OBSPOL : On observe que les agissements des forces de l’ordre se font de manière de plus en plus désinhibée. Ils se font par ailleurs accompagnés de propos racistes ou politiques (« gauchiste » , « chômeur » etc.). Est-il d’après vous indiqué ou acceptable que les forces de l’ordre soient aussi autonomes et puissent fonctionner en électrons libres ? Quel est le risque à court ou moyen terme ?
Comme vous l’indiquez, « le fait de pouvoir agir sans prendre de risques ni assumer de coûts conduit à déresponsabiliser les agents des effets de leur décision« . Dans ce contexte nous pouvons aussi nous poser la question des conséquences de la politique récente d’extension (en France) des missions traditionnelles (délinquance de rue) à la sphère privée (domicile etc.) et à la sphère sociale.

PAUL ROCHER : Pour comprendre le phénomène des violences policières il me semble primordial de reconnaître que les forces de l’ordre ne sont pas simplement un instrument aux mains du gouvernement. Même s’il existe une hiérarchie forte au sein de la police, les aléas du maintien de l’ordre échappent partiellement au contrôle des supérieurs et offrent au policier individuel un pouvoir discrétionnaire. L’autonomie policière n’est toutefois pas absolue, elle est sélective. Elle ne se tourne pas contre le gouvernement ou la classe dominante, et elle distingue entre différents groupes sociaux populaires.

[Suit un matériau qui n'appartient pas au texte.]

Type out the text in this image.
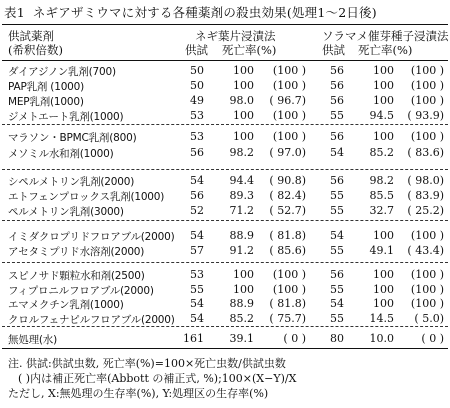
表1 ネギアザミウマに対する各種薬剤の殺虫効果(処理1〜2日後)
供試薬剤
(希釈倍数)
ネギ葉片浸漬法	ソラマメ催芽種子浸漬法
供試 死亡率(%)	供試 死亡率(%)
ダイアジノン乳剤(700)	50	100	(100 )	56	100	(100 )
PAP乳剤 (1000)	50	100	(100 )	56	100	(100 )
MEP乳剤(1000)	49	98.0	( 96.7)	56	100	(100 )
ジメトエート乳剤(1000)	53	100	(100 )	55	94.5	( 93.9)
マラソン・BPMC乳剤(800)	53	100	(100 )	56	100	(100 )
メソミル水和剤(1000)	56	98.2	( 97.0)	54	85.2	( 83.6)
シペルメトリン乳剤(2000)	54	94.4	( 90.8)	56	98.2	( 98.0)
エトフェンプロックス乳剤(1000)	56	89.3	( 82.4)	55	85.5	( 83.9)
ペルメトリン乳剤(3000)	52	71.2	( 52.7)	55	32.7	( 25.2)
イミダクロプリドフロアブル(2000)	54	88.9	( 81.8)	54	100	(100 )
アセタミプリド水溶剤(2000)	57	91.2	( 85.6)	55	49.1	( 43.4)
スピノサド顆粒水和剤(2500)	53	100	(100 )	56	100	(100 )
フィプロニルフロアブル(2000)	55	100	(100 )	55	100	(100 )
エマメクチン乳剤(1000)	54	88.9	( 81.8)	54	100	(100 )
クロルフェナピルフロアブル(2000)	54	85.2	( 75.7)	55	14.5	( 5.0)
無処理(水)	161	39.1	( 0 )	80	10.0	( 0 )
注. 供試:供試虫数, 死亡率(%)=100×死亡虫数/供試虫数
( )内は補正死亡率(Abbott の補正式, %);100×(X−Y)/X
ただし, X:無処理の生存率(%), Y:処理区の生存率(%)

Ce n’est pas un secret pour la sociologie de la police : les policiers font varier le recours à la violence en fonction de leurs conceptions stéréotypées concernant le public auquel ils font face. Tandis qu’ils font preuve d’un certain respect pour un premier groupe composé d’agriculteurs et ouvriers (tant que ces derniers formulent des revendications autour du pouvoir d’achat), ils manifestent une aversion certaine vis-à-vis de ce qu’ils considèrent comme des « jeunes-étudiants-privilégiés-casseurs ». La catégorie de casseur est très importante car son flou permet aussi de classer par exemple le mouvement ouvrier dans la deuxième catégorie, c’est-à-dire la catégorie qui subira de plein fouet les capacités violentes. Dans ce contexte, il est par ailleurs important de comprendre que les policiers ont souvent une connaissance imparfaite des lois et règles. Ce qui déclenche le recours à la violence est donc primairement leur propre conception de l’ordre. Le pouvoir de définition de l’ordre public, et de son contraire, le trouble à l’ordre public, est au cœur du pouvoir discrétionnaire des forces de l’ordre.

Le pouvoir discrétionnaire est donc inscrit dans le fonctionnement courant de la police. À cela s’ajoute le fait que des policiers violents sont extrêmement rarement sanctionnés. Dans différents pays européens des chercheurs se sont intéressés à ce phénomène et leurs résultats montrent que tout au plus 5 % des cas de violences policières sont sanctionnés, en sachant que le terme de sanction peut simplement consister en un entretien avec le supérieur hiérarchique. Toutefois, la portée des études varie et il semble plus probable qu’en réalité moins de 1 % de ces cas soient sanctionnés. Il est frappant de constater à quel point des gouvernements promouvant la « tolérance zéro » et des syndicats de police fustigeant le « laxisme de la justice » ne semblent pas perturbés par cette réalité.

OBSPOL : Dans l’actualité française on ne peut passer sous silence la proposition de loi « Sécurité globale » qui rendrait fort périlleux voire punissable de filmer l’action de la police, peut-on estimer que les récents événements tels que l’affaire Georges Floyd aux États-Unis ou chez nous l’affaire Jozef Chovanec (bien que pas directement liées à l’usage d’armes) rendraient une certaine classe politique nerveuse car elle devrait se justifier, voire se placer en porte-à-faux avec son bras armé ?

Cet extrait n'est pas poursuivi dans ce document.